Nor would it be that easy to test, even for top labs. Training huge models is expensive, and doing it right would likely require new hardware and lots of retraining for many of the most in-demand employees in the world. It’s not easy to see if or when that’ll be a priority.^[4]

Not tested vs. cutting edge

This objection feels a little mean, but while the MatMul-free paper does test its new architecture against a strong open source implementation, it doesn’t benchmark itself against the cutting edge in absolute terms, because the real cutting edge is behind lock and key at top labs.

Of course, you have to measure against what you have, and it’s not like they are pumping up their numbers by comparing to obviously outdated architecture.

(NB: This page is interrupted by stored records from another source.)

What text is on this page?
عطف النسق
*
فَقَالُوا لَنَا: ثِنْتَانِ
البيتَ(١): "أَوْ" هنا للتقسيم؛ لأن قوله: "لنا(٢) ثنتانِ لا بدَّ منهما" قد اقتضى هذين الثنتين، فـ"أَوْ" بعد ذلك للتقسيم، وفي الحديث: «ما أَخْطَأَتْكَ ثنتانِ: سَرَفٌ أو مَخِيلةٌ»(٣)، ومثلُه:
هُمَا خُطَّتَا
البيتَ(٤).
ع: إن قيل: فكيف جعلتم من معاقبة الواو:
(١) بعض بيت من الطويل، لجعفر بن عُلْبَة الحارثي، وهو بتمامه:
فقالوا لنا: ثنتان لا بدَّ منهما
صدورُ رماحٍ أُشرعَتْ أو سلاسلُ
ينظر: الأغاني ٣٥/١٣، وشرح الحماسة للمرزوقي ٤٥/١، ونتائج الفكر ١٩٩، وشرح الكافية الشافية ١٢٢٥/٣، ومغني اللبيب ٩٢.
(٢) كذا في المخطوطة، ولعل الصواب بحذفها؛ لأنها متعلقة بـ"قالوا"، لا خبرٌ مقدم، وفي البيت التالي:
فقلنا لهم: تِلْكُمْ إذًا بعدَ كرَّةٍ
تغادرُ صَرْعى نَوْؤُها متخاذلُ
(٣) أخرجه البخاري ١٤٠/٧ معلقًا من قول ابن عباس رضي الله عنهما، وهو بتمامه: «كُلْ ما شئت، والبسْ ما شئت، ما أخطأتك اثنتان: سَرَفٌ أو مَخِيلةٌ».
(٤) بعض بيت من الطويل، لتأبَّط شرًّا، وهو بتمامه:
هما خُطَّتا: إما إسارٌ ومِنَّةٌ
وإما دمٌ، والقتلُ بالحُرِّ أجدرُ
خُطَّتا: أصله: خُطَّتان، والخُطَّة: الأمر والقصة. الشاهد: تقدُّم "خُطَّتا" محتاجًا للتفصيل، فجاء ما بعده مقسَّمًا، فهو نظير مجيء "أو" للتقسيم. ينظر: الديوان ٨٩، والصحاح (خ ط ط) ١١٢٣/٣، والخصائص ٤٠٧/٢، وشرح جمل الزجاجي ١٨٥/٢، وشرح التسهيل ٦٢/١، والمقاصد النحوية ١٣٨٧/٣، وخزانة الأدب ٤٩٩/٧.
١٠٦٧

But they aren’t proving that their new methods do well against the current best AI models. Which, again, is a reason for some doubt.

So… sell NVIDIA?

This is so not investment advice, but I mean, I haven’t.

I do think it’s an exciting sign (or a scary one) that we’re seeing research, in public, that suggests fundamental improvements to transformers architecture. Whether they truly are improvements, and whether those improvements can overcome years of inertia, remains to be seen.

In the meantime, provisionally, it’s time for new Anki cards.

^
Okay, not literally, since computational complexity doesn’t scale linearly with model size. But if you thought of that, why didn’t you skip the introduction?
^
They represent the current state of the art with the architecture of Llama 2, a not-exactly-cutting-edge but pretty good (and relatively open source) model.
^
Notably, one of the things Zhu et al. do in the paper is build custom hardware to better support their new architecture. Doing this as a proof of concept is really exciting, but very different from changing industrial processes at scale!
^
Or maybe it was already a priority two years ago, in secret, and all the top players are already doing it! Simply no way to know, though we might have seen reverberations in NVIDIA chip design, if that were true.